I wrote a Book…

Working title: Failure is not Final

In one portion of my story, I share about my weight loss journey, and here is an excerpt from that section: 

   “This leads me to encourage the reader to consider the notions of comfort and discomfort. For example, coming from a history of at one time being very overweight, I had to ask myself, “how is this working out for me?” I was making a lot of unhealthy food choices and was making minimal effort to exercise. I could tell myself that I was “comfortable,” but was I really? Yes, eating that snack food mindlessly on the couch might have seemed “comfortable,” but it was way more uncomfortable to not feel and move well in my everyday life or to not have the energy to do various things I wanted to for fun, or to have to worry about poor health outcomes were I to continue down that path. I mentioned previously how I felt uncomfortable at amusement parks when I didn’t quite fit on rides comfortably with my daughter and how I felt uncomfortable having my picture taken.
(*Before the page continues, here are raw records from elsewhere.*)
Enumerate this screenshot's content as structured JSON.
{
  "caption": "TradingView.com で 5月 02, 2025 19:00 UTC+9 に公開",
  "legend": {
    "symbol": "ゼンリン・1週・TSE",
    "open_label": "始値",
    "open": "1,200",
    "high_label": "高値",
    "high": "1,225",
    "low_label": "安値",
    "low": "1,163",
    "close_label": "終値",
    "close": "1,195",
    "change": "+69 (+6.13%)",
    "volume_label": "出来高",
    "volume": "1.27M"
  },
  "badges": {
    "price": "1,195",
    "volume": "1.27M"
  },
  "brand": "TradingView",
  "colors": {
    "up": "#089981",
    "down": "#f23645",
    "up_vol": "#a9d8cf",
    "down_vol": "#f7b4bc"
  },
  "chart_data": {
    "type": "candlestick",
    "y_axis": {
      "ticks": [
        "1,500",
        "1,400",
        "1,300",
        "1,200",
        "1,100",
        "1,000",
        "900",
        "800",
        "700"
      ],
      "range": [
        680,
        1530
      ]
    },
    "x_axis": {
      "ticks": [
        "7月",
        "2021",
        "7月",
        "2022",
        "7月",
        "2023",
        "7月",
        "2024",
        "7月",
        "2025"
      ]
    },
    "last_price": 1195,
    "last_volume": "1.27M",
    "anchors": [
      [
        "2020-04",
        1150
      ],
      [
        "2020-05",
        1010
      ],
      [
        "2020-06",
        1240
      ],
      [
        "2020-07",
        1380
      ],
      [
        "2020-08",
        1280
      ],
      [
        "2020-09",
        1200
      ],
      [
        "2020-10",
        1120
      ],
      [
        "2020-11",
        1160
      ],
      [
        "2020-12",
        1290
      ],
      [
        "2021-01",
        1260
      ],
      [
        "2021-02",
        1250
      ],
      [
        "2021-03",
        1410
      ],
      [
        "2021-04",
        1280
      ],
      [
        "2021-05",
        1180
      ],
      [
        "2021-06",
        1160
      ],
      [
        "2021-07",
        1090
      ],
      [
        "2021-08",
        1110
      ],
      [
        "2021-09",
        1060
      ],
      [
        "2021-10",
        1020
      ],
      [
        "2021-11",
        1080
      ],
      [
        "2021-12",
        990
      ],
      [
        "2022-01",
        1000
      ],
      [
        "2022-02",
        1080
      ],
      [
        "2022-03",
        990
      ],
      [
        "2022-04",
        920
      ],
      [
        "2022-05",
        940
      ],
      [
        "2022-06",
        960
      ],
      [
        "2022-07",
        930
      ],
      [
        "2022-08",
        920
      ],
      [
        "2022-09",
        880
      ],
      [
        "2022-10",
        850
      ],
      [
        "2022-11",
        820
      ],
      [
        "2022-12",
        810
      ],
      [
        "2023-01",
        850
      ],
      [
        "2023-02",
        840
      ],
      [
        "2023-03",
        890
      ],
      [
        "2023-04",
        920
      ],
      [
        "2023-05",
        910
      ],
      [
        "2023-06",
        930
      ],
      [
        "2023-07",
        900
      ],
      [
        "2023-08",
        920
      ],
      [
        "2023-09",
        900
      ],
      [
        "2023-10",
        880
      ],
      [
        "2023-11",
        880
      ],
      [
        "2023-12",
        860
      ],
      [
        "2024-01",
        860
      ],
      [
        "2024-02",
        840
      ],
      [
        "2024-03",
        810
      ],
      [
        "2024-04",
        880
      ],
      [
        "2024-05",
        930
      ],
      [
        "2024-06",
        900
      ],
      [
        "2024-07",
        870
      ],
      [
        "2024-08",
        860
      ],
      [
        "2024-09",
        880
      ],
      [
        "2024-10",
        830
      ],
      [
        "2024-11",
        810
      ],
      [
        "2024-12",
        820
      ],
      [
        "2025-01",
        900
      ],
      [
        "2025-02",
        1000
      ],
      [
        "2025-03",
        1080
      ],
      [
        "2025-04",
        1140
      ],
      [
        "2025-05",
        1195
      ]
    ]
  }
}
In essence, the habits and choices that I thought were making me “comfortable” (i.e. eating whatever I wanted, not exercising) were really adding to a greater sense of feeling uncomfortable.

Making the decision to change and pursue something different required me to embrace discomfort. The decision to eat healthier when it is far more convenient to not eat healthy was uncomfortable. Choosing to exercise regularly when it would be far more comfortable to just go home and sit on the couch, was uncomfortable. Showing up at a gym repeatedly where I saw people working out who were way fitter than me, was uncomfortable. Making the decision to eat healthier when my family was not 100% in alignment with what I wanted for myself was also uncomfortable.   

I had to accept those discomforts to achieve a new comfort in my life. With any change, what you find to be uncomfortable at first won’t always stay that way. Over time you will adjust to the new change and become comfortable with it. Now, I can comfortably enjoy a vibrant and more fulfilling life because of the decision to change some of my habits to support a different version of myself. Had I not willingly put myself in uncomfortable circumstances (and I provide a lot of examples of that in this book), I don’t know that I would have led the same fulfilling life I am having today and be blessed with so many wonderful life experiences. It all began with a desire to want something different for myself and being willing to allow one chapter to end so that I could start a new one.”

My goal release date is November 1st.